Benchmark Tokyo rubber futures ended higher on short-covering in late trade, rebounding from earlier losses, helped by stronger Shanghai futures and a lower yen against the dollar, dealers said.
The Tokyo Commodity Exchange (TOCOM) rubber contract for October delivery finished 3.4 yen, or 1.5 percent, higher at 223.9 yen ($1.87) per kg, after falling to as low as 219.1 yen.
"The market was buoyed by short-covering towards the end of trade," said Jiong Gu, an analyst at Yutaka Shoji Co.
The most-active rubber contract on the Shanghai futures exchange for September delivery rose 175 yuan to finish at 14,485 yuan ($2,334.75) per tonne.
The dollar clawed its way higher to around 119.67 yen on Monday on another surprisingly bad round of U.S. economic data.
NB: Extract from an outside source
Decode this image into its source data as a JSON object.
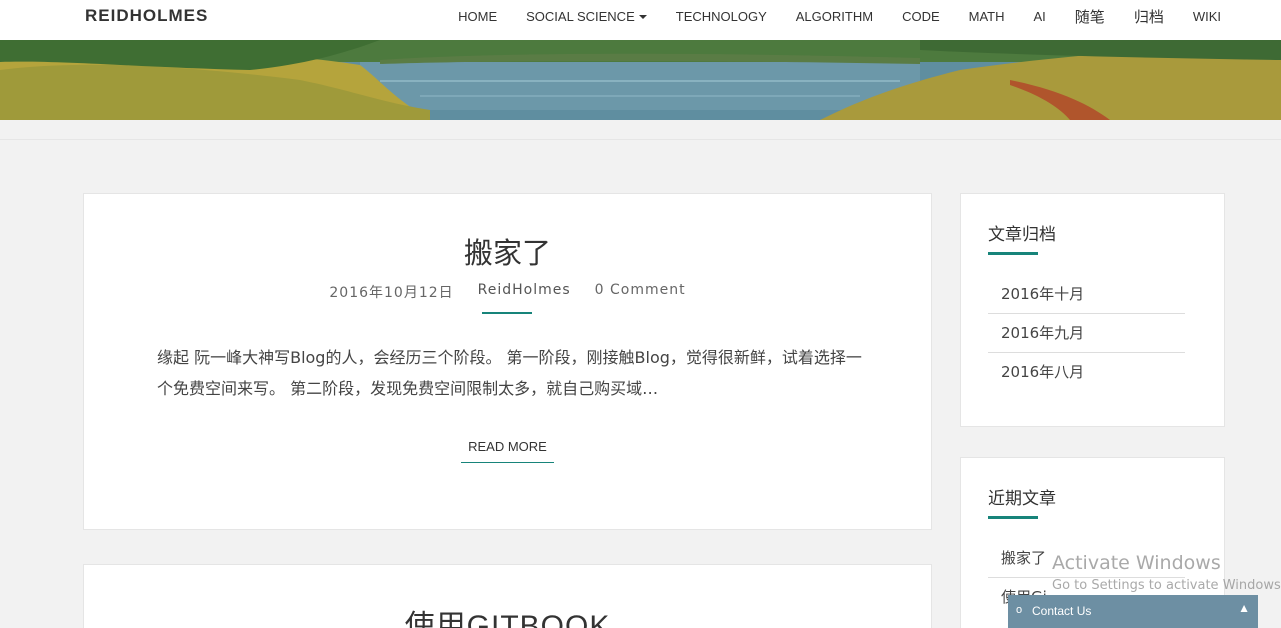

U.S. industrial production unexpectedly fell for a fifth straight month in April due in part to a further decline in oil and gas drilling, suggesting that the economy is growing at only a modest pace in the second quarter.
TOCOM futures, which set the tone for tyre rubber prices in Southeast Asia, have risen about 17 percent from April's low to hit a 13-month high last week, but investors and traders are divided on the market's direction.
"In terms of fundamentals, there are more reasons to sell than buy, such as slower demand in China and an end of wintering season in producer countries," Gu said.
The front-month rubber contract on Singapore's SICOM exchange for June delivery last traded at 152.8 U.S. cents per kg, down 0.2 cent.